MEET Bonnie the rainbow lorikeet. She wasn’t always this pretty.
At 10 days old, when she fell out of the nest in Redfern, inner Sydney — or perhaps was ejected by her parents as an unwanted runt — she was a scrawny, bald, grey-skinned thing, clinging to life. A kindly passer-by picked her up and took her to Angela Robertson-Buchanan, a photographer and wildlife rescuer who specialises in birds. Angela nursed Bonnie to health and maturity — and documented her development in minute detail, which was a wondrous thing. “In the wild you only see the young when they emerge from their nest in a high tree hollow at 10 weeks,” Angela says. “But day by day, before my eyes, Bonnie was transforming into a beautiful parrot.” This photo, which features in Sydney’s Head On photo festival, was taken when Bonnie was five weeks old, just as she began to bloom.
It’s a tough job nursing chicks, says Angela, who’s raised 50 in the past couple of years. They are “very needy, very clingy”, and require feeding — 5ml of gloop, served at 30ºC — every four hours. That sounds strangely familiar. “Yes, it’s very much like a newborn baby,” laughs the 39-year-old. Bonnie would come to her for cuddles, too, and Angela obliged in the early days — “it made her feel loved and secure, just as a parent bird’s grooming would do” — but at 10 weeks the time had come to “wild her up”, she says. “She needed to be talking to her own kind.”
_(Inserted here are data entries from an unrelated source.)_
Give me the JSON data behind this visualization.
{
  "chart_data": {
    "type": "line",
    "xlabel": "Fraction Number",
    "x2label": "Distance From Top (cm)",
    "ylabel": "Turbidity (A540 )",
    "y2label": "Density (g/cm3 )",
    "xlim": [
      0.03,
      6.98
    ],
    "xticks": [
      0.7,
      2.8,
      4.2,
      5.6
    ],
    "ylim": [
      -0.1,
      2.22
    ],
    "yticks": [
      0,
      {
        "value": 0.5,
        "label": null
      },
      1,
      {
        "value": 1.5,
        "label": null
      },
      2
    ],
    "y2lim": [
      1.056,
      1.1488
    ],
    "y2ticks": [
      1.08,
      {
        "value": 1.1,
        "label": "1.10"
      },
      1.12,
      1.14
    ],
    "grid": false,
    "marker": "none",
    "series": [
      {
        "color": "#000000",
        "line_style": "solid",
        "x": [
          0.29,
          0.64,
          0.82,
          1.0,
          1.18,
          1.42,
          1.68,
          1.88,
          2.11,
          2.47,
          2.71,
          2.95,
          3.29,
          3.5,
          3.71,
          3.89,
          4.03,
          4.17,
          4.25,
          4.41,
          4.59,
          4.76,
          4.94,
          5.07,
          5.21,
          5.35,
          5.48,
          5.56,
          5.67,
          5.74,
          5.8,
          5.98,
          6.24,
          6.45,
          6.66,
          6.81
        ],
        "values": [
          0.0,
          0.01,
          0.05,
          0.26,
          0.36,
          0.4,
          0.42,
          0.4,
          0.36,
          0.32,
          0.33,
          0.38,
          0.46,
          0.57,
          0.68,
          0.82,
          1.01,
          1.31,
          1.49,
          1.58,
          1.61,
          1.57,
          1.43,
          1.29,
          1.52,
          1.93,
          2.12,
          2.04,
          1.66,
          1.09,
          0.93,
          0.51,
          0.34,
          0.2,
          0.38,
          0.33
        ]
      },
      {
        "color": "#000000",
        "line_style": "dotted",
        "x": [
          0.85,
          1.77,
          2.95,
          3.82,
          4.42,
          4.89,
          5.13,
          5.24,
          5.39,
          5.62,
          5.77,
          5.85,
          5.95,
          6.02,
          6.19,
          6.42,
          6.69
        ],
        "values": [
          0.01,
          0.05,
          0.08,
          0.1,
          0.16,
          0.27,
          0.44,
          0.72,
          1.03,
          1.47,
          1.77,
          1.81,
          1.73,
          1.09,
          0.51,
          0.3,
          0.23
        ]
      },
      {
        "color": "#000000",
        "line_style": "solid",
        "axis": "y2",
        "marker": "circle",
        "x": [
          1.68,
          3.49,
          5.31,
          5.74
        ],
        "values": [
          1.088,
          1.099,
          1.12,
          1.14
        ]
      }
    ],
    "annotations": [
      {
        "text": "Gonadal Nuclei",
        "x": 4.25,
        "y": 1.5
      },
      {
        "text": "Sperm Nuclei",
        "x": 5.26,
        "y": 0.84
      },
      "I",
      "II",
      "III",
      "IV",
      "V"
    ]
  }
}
So Bonnie went into an aviary in the back yard in Ashfield (the “bird ghetto”, long-suffering husband Scott calls it) where she could interact with the wild rainbow lorikeets that came to feed on nectar in the garden. And at 12 weeks, Angela did a “soft release”, leaving the aviary door open. Bonnie returned a couple of times to the sanctuary of the aviary, and Angela’s presence. And then, she was gone. It was a bittersweet moment, Angela says. She wonders sometimes if Bonnie is among the rowdy mobs of rainbow lorikeets that visit her garden. She’ll never know, though. The buggers all look alike.